Dans cette perspective, les troubles somatoformes doivent être conceptualisés comme des troubles dissociatifs exprimant une dissociation somato-psychique alors que les autres troubles dissociatifs sont des dissociations intra-psychiques.

L'appartenance de troubles mentaux à expression somatique au champ des troubles post-traumatiques apparaît avec de plus en plus d'évidence.
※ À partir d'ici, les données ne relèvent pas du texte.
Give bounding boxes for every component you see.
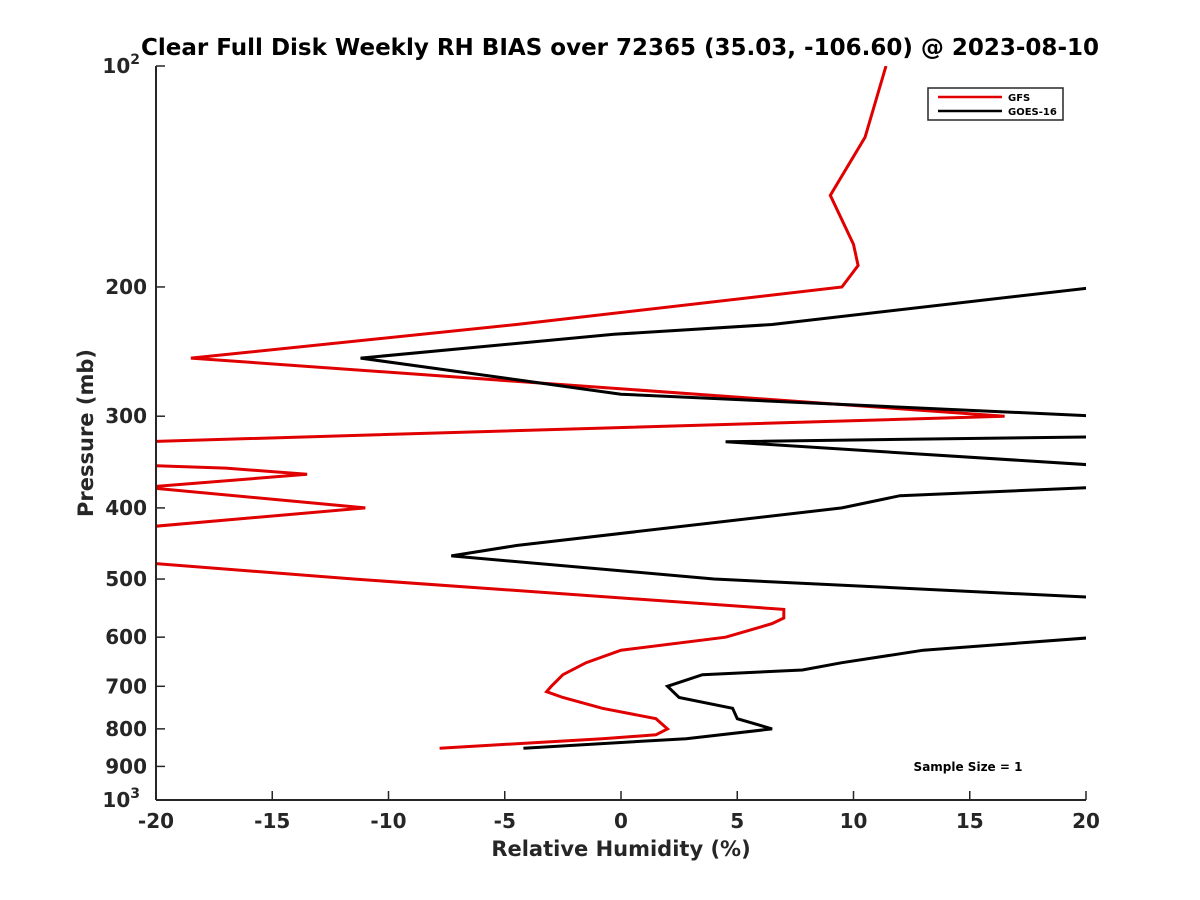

Somatisations et troubles psychosomatiques avaient été repérés comme quasiment universels chez des victimes de traumatismes sévères comme les survivants des camps de concentration nazis. Les troubles somatoformes ont été couramment observés chez des enfants peu après un abus sexuel, et chez des adultes longtemps après l'abus sexuel (Dixon et al. 1978 ; Meiselman 1978 ; Steele et Alexander 1981 ; Herman 1981 ; Adams-Tucker 1982 ; Goodwin 1982 ; Gelinas 1983 ; Browne et Finkelhor 1986 ; Finkelhor 1987a). Une étude de cinquante-sept patients présentant un symptôme de conversion diagnostiqué comme tel par psychiatres, internistes et neurologues d'un hôpital général a montré que 25% des patientes avaient des antécédents d'inceste (Lewis et Berman 1965). Des études de cas ont décrit, en particulier chez les filles à l'adolescence, un lien entre les pseudo-crises épileptiques hystériques et les antécédents de traumatismes sexuels, notamment de viols incestueux (Liske et Forster 1964 ; Standage 1975 ; Goodwin et al. 1979 ; Gross 1979 ; Labarbera et Dozier 1980). Dans un travail récent, soixante femmes souffrant d'un trouble Somatisation ont été comparées à trente et une femmes présentant un trouble affectif. Un nombre significativement plus important (55%) de somatisantes ont rapporté avoir été abusées sexuellement avant l'âge de dix-huit ans, que les témoins (16%) (Morrison 1989). Une autre évaluation clinique a été récemment

effectuée sur quatre-vingt-dix-neuf patientes psychiatriques qui ont eu des plaintes somatiques. Elle a porté sur le syndrome de Briquet, les troubles dissociatifs, l'abus sexuel dans l'enfance et à l'âge adulte, l'abus physique et l'abus émotionnel dans l'enfance. Le syndrome de Briquet, la dissociation et les abus étaient significativement associés (Pribor et al. 1993). Dans notre enquête prospective sur la cohorte des cent sujets violés de Tours, les troubles somatoformes sont présents après le viol chez près des deux tiers des victimes et sont des troubles significativement liés à la survenue d'un Syndrome Secondaire à un Stress Traumatique (PTSD) chronique. Ce résultat remet en valeur la fréquente origine traumatique des différentes formes de somatisations.